Nach inoffiziellen Airbus-Angaben wurde diese Zahl jedoch in internen Beratungen verworfen - sie hätte nicht den Technik-Sprung verkörpert, den der Super-Airbus darstellt. Die nachfolgende Zahl schied aus, weil ein „Three-Sixty“ (360) im Flieger-Englisch für einen Vollkreis steht. „Und wir drehen uns nicht im Kreise“, kommentierte eine Airbus-Mitarbeiterin. Die 370 schied aus, weil sie in der asiatischen Region, wo das größte Kundenpotenzial für die A3XX vermutet wird, als Unglückszahl gilt - und auch, weil Erz-Konkurrent Boeing seine Flugzeugfamilie mit der sieben beginnen lässt. Die acht dagegen gilt in Asien als Glückszahl.

 

Lieferungen verzögern sich

Bereits der Produktionsstart des Airbus 380 war holprig: Die erste Auslieferung der Passagierversion war ursprünglich für Juni 2006 geplant. Aufgrund von Produktionsproblemen verzögerte sich der Zeitplan jedoch mehrfach, so dass der erste Flieger erst am 15. Oktober 2007 ausgeliefert wurde. Damit hatten die Fluggesellschaften vertraglich die Möglichkeit, Strafen gegenüber Airbus einzufordern, was sie auch taten. Das geschah im Fall des Airbus A380 durch Schadensersatzzahlungen und verbilligte Verkäufe von anderen Flugzeugmodellen, insbesondere des Airbus A330 und Nachbestellungen des A380.
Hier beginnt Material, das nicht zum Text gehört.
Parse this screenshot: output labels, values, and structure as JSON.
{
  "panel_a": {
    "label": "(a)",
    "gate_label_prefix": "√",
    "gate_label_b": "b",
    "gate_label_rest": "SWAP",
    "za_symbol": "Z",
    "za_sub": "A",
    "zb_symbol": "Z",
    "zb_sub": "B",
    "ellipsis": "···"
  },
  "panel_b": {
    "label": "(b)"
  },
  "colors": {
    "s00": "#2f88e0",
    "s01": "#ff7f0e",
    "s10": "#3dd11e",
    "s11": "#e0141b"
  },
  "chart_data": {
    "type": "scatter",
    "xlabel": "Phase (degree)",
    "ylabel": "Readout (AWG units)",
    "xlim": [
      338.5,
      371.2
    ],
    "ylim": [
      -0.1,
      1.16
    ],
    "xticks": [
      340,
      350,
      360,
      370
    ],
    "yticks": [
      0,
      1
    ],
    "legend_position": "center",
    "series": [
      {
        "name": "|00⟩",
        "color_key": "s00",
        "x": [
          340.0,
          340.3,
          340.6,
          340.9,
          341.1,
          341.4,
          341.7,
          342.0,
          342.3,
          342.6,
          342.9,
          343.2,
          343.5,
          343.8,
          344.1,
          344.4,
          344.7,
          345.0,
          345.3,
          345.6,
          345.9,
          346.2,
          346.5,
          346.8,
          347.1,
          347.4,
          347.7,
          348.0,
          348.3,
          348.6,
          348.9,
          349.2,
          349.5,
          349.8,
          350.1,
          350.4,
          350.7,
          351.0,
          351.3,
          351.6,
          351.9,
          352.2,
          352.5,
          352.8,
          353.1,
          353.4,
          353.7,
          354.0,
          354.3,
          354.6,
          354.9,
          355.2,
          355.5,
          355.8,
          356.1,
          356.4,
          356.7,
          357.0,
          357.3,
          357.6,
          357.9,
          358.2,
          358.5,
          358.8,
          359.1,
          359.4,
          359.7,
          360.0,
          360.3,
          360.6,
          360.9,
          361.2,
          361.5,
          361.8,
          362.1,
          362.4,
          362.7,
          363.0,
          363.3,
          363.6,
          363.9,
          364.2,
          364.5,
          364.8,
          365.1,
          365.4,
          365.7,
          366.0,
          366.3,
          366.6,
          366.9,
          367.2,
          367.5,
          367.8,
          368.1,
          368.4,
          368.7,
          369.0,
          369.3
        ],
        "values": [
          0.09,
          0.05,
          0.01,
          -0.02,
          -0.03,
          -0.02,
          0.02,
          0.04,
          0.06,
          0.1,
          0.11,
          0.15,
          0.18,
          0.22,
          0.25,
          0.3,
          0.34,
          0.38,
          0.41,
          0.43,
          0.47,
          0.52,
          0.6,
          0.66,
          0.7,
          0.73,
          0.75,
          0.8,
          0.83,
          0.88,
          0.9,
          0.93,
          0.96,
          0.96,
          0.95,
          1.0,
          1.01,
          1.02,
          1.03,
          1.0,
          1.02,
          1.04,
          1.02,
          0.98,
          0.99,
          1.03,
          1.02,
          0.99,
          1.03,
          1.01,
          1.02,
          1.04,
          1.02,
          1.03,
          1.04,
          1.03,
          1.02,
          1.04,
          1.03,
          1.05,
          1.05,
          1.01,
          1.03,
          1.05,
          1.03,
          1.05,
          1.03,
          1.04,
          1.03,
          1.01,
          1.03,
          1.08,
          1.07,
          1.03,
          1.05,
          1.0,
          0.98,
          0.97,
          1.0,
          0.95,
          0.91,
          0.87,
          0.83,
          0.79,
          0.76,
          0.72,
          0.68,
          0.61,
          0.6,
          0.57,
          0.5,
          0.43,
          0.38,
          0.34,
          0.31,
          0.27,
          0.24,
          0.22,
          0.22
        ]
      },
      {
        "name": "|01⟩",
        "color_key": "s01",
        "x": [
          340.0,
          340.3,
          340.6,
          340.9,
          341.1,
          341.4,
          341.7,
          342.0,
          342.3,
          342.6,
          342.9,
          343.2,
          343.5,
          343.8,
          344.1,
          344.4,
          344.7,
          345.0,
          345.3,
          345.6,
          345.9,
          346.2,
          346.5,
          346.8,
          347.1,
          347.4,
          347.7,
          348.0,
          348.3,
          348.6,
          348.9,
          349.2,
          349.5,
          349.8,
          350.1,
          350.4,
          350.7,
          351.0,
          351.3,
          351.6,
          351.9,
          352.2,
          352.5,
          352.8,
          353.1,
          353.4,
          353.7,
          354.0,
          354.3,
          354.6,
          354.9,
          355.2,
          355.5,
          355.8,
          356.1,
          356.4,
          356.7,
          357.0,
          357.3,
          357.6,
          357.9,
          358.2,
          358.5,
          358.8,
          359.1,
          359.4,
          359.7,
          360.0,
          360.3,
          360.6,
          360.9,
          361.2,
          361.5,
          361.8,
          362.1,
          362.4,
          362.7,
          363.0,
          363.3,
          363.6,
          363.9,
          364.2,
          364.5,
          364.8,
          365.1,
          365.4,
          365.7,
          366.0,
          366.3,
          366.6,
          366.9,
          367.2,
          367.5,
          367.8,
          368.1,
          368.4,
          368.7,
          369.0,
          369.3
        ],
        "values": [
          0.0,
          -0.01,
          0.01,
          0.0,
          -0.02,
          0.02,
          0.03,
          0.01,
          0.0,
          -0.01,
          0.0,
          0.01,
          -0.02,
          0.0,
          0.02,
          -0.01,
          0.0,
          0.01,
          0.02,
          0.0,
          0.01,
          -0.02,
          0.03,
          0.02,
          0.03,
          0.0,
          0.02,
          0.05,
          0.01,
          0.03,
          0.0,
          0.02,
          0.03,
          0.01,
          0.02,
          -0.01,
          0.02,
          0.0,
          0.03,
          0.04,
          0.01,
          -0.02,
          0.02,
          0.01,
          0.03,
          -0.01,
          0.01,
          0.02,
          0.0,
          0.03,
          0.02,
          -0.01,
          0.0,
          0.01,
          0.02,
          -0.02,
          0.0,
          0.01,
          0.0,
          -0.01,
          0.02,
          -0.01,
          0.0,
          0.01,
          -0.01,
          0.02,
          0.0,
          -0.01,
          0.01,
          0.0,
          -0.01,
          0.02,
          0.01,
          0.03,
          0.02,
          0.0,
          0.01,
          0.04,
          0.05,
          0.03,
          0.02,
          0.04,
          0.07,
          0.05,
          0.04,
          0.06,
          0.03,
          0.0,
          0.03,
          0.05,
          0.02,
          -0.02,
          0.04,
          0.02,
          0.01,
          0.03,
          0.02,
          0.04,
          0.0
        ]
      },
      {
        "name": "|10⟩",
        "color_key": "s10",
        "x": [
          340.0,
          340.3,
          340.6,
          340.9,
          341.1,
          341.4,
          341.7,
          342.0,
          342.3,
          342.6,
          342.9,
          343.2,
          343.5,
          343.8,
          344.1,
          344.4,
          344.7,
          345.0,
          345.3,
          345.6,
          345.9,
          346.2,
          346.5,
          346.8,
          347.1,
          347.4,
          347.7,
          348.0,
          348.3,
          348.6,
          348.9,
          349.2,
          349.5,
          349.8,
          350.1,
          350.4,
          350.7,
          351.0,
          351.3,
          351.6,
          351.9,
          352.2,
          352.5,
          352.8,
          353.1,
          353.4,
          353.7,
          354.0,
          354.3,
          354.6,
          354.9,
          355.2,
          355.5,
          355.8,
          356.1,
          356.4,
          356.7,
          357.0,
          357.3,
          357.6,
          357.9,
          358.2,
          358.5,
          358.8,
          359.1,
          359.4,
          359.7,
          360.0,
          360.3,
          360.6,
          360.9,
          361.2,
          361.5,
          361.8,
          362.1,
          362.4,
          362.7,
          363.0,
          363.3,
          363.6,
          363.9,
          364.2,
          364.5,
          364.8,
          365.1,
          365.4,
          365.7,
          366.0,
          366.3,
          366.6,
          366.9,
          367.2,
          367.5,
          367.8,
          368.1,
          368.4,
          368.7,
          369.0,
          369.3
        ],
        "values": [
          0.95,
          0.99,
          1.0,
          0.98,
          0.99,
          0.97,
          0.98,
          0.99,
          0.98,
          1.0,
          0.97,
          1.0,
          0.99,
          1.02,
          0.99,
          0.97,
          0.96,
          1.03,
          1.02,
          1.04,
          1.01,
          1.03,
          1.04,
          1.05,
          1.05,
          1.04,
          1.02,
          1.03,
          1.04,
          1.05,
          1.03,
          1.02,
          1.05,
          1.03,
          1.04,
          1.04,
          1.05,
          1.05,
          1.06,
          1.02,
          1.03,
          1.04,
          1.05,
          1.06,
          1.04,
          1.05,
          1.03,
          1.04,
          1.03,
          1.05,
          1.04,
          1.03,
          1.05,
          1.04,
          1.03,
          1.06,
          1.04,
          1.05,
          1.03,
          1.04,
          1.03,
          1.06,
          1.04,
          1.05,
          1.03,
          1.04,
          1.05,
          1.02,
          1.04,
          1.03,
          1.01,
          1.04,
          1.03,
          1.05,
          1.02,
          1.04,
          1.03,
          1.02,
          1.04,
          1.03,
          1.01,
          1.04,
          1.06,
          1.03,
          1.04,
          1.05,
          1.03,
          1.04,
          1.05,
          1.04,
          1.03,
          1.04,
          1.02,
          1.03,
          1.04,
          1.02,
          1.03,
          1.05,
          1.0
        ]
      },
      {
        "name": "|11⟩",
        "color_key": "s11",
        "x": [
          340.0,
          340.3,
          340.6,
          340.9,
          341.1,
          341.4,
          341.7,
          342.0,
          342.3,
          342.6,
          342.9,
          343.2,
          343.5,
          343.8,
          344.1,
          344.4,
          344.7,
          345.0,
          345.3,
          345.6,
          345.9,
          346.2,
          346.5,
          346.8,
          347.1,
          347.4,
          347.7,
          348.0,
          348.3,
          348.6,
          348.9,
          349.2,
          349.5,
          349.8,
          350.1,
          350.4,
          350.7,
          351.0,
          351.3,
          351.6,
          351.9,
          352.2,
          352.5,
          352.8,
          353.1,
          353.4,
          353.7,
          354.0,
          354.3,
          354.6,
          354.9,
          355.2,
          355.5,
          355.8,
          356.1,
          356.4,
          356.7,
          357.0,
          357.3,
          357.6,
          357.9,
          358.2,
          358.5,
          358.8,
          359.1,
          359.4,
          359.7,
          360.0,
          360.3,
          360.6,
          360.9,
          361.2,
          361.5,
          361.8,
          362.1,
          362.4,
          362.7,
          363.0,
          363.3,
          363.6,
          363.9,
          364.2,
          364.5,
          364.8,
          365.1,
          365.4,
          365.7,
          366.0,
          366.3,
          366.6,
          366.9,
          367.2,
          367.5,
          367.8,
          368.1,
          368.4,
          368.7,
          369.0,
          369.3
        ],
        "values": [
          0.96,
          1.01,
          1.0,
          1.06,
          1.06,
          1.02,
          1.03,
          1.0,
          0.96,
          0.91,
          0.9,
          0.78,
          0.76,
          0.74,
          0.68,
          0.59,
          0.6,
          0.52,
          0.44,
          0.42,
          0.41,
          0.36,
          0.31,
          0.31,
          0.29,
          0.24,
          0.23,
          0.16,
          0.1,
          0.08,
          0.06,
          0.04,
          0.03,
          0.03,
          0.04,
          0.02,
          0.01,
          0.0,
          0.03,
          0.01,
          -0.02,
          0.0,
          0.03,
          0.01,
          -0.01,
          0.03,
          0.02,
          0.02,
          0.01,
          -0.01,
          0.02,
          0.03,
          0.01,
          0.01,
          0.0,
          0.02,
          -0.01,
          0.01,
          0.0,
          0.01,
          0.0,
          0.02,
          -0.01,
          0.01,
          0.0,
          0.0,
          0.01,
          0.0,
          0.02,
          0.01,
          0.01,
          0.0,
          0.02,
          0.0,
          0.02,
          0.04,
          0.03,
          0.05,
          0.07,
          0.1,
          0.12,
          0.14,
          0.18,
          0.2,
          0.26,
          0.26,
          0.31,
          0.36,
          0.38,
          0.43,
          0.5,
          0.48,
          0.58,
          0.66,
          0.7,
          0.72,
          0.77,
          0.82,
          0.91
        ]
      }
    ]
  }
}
Nach Angaben von Airbus seien trotz der mehrfachen Verzögerungen keine Kunden der Passagierversion abgesprungen. „Emirates“ erklärte zwar unmittelbar nach dem Bekanntwerden der letzten Verzögerung, dass man „alle Optionen prüfen“ werde, orderte zwischenzeitlich aber sogar noch weitere Maschinen.

Der „Überflieger“ gerät in Kritik.
Der „Überflieger“ gerät in Kritik. Foto: Maurizio Gambarini, dpa
 

Die Fluggesellschaft „Virgin Atlantic Airways“ allerdings teilte im Oktober 2006 mit, dass sie ihre Bestellung um vier Jahre, bis 2013, aufschieben werde. Die Fluggesellschaft wolle sich vor der Indienststellung vom kommerziellen Erfolg des Flugzeuges bei anderen Betreibern überzeugen. Insgesamt verzögern sich die Auslieferungen auf 22 Monate.

Das stürzte Airbus in eine schwere Krise. Gegenüber früheren Schätzungen wurde das Airbus-Ergebnis zwischen 2006 und 2010 um zusätzliche 2,8 Milliarden Euro (insgesamt 4,8 Mrd. Euro) belastet.

Debatte um Qualität der Flieger

Im Februar 2009 wurde die Qualitätsdebatte um den A380 von Managern der Fluggesellschaft „Emirates“ entfacht, als sie bei einem Krisentreffen Fotos von teilweise abgerissenen Verkleidungsblechen, defekten Teilen an den Triebwerken und von angeschmorten Stromkabeln in einer A380 zeigten. „Emirates“ warf Airbus vor, dass die häufigen Defekte zu Ausfällen und erheblichen unplanmäßigen Standzeiten der Flugzeuge führten.

Auch in den Folgejahren machte der Airbus 380 Schlagzeilen: Im November musste ein A380 der australischen Fluggesellschaft Qantas wegen eines Triebwerksproblems ungeplant in Dubai landen. Wie Qantas mitteilte, war der Airbus mit 258 Passagieren und 25 Besatzungsmitglieders an Bord auf dem Weg nach London. Der Pilot habe eines der vier Triebwerke wegen eines Problems mit dem Öldruck vier Stunden nach dem Start am Morgen in Singapur abgeschaltet.

Zuletzt musste ein A380 der Air-France eine Notladung in Kanada machen, nachdem sich Fan und Verkleidung eines Triebwerks gelöst hatten. Deshalb rief auch die US-Luftfahrtbehörde FAA in der vergangenen Woche die Fluggesellschaften dazu auf, an den A380 mit Triebwerken der „Engine Alliance GP7200-Serie“ eine visuelle Inspektion der Motoren vorzunehmen. Sofern dabei „nicht durch Wartungsmaßnahmen zu behebende Defekte“ festgestellt werden, verpflichtete die FAA Betreiber zum Komplettaustausch der Bauteile.